Background: Carriers of germline succinate dehydrogenase mutations (SDH) need life-long surveillance for the possible development of phaeochromocytomas and paragangliomas. However, there is no consensus about appropriate surveillance strategies. The aim of this study was to describe the long-term outcomes of a cohort of SDH carriers followed in our clinic.

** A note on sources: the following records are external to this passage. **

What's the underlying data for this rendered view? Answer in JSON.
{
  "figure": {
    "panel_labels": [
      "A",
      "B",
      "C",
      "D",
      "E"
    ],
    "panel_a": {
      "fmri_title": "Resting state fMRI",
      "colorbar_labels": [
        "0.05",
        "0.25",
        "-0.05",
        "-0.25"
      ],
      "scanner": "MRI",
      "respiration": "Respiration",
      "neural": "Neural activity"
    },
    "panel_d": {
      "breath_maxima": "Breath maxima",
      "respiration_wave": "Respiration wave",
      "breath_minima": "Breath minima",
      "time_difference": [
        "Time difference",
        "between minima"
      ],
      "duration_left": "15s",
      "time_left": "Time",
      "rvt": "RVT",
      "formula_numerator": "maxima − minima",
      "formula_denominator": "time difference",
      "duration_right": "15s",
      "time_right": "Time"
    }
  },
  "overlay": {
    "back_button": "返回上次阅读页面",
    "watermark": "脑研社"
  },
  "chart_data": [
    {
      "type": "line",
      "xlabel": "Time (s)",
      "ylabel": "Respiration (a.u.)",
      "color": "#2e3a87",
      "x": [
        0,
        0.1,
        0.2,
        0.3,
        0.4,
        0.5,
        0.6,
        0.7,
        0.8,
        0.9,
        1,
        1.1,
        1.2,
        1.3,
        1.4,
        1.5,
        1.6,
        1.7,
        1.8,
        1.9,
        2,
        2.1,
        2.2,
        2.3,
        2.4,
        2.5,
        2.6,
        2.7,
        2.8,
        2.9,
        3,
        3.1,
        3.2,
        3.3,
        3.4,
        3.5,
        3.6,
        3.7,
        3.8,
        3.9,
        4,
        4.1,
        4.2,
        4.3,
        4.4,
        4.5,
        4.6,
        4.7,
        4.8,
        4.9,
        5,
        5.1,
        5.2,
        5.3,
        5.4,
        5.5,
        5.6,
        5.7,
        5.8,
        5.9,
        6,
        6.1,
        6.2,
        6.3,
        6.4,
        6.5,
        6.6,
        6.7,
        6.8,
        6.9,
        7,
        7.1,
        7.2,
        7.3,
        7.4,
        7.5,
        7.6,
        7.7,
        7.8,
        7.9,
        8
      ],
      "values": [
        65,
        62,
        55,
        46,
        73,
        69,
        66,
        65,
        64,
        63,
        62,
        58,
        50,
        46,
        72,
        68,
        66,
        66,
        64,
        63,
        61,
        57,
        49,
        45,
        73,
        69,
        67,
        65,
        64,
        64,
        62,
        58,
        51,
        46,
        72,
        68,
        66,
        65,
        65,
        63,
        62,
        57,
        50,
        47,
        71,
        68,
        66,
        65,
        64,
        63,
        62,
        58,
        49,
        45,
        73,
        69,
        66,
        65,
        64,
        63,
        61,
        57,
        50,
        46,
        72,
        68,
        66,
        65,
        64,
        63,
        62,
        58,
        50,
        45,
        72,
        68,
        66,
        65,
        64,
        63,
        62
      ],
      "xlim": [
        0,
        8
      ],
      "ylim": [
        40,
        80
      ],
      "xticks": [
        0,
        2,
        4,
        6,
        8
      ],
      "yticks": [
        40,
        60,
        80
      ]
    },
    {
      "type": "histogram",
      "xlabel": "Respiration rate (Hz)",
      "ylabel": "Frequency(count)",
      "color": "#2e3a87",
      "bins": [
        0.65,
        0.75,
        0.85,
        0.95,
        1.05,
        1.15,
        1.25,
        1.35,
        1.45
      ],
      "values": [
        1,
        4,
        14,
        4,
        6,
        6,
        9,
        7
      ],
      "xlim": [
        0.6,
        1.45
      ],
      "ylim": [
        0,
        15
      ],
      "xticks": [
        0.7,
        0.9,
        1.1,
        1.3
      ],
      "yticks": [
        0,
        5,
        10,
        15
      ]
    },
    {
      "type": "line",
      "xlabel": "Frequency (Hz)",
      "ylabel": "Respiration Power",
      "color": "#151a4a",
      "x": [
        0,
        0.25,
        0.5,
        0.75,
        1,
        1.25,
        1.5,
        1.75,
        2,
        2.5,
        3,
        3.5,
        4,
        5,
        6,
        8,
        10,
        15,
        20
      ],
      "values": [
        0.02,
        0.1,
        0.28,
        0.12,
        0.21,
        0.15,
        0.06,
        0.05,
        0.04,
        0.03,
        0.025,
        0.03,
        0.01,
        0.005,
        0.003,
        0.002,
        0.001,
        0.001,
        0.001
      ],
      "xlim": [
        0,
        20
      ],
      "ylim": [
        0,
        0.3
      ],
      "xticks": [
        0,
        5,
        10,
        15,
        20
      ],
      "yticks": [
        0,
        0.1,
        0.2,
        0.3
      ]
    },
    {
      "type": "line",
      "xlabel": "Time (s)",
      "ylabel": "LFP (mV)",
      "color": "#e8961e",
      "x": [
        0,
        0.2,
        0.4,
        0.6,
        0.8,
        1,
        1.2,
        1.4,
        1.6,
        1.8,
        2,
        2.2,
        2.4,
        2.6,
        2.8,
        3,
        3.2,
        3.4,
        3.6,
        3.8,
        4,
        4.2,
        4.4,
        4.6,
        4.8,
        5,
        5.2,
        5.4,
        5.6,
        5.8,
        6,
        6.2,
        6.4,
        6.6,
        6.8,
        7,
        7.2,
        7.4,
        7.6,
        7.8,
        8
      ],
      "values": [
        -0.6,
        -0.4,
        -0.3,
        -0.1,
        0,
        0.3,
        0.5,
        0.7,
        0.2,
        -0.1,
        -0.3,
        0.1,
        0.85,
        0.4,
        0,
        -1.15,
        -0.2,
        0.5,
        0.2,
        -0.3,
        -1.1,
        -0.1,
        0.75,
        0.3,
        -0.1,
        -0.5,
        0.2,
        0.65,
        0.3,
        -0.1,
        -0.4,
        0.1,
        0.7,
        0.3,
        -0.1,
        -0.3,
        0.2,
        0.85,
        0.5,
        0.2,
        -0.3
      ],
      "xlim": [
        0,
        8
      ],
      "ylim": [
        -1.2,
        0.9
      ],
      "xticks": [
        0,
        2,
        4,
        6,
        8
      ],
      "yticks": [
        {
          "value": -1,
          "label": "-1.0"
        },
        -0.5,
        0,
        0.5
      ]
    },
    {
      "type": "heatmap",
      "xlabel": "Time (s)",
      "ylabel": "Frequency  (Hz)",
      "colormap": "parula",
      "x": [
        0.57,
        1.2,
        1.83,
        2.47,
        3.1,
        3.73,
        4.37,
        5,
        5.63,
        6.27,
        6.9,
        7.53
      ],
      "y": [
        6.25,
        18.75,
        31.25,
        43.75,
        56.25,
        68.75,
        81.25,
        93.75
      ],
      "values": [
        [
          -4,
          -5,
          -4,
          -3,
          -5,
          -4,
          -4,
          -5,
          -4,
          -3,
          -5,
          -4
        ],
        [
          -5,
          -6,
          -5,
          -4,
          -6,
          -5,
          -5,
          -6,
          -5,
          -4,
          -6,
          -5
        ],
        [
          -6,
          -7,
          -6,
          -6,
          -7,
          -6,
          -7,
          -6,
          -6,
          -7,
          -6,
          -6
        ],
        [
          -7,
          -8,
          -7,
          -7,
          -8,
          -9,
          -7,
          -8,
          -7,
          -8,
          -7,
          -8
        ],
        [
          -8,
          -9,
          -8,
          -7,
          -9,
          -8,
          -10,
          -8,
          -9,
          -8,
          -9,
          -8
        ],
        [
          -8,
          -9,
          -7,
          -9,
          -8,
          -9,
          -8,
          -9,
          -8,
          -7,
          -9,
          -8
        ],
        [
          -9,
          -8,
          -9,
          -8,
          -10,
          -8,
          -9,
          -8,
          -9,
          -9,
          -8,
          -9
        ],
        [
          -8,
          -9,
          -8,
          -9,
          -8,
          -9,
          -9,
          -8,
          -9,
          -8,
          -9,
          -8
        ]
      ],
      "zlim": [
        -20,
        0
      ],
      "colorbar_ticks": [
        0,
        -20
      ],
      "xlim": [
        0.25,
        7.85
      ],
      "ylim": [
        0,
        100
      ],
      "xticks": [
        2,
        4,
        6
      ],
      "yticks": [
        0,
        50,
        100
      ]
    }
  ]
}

Method: 49 patients were included in this study, 12 were index cases (9 SDHB, 3 SDHD) and 37 were mutation-positive asymptomatic carriers (22 SDHB, 9 SDHD and 6 SDHC). Patients were followed for a mean of 4.4 years (range 1-10). All patients are recommended to undergo biennial MRI imaging of neck/thorax/abdomen/pelvis, annual clinic review and plasma or urine metanephrine testing.
Results: 16 paragangliomas (10 SDHB, 6 SDHD) and 1 renal cell carcinoma (SDHB) and no phaeochromocytomas occurred in the 12 index cases (9 SDHB, 3 SDHD). Two index patients with paragangliomas (one abdominal, one head and neck) had widespread metastases on the initial scan. One SDHB and one SDHD index patient developed additional tumours during surveillance. Among the asymptomatic carriers, a total of 23 paragangliomas (22 SDHD and 1 SDHC) were detected in 8 (16%) patients (7 SDHD, 1 SDHC). Of these, 15 were detected on the first surveillance scan (14 SDHD, 1 SDHC) and 8 (all SDHD) were detected on subsequent scans. One patient (SDHD) developed a liver metastasis during surveillance. Of the seven SDHD carriers who had tumours on initial surveillance scan, six had the c.274G>T exon mutation. Average change in tumour size in those undergoing watchful surveillance was -0.12mm/year (range -4mm/year to +2mm/year). Adherence was suboptimal, only 45% of patients attended annual clinic visits, 67% underwent biennial MRIs and 45% had yearly metanephrine testing.
Conclusion: Biennial MRI scans appear to be an effective surveillance strategy in the long-term follow up of patients with SDH mutations.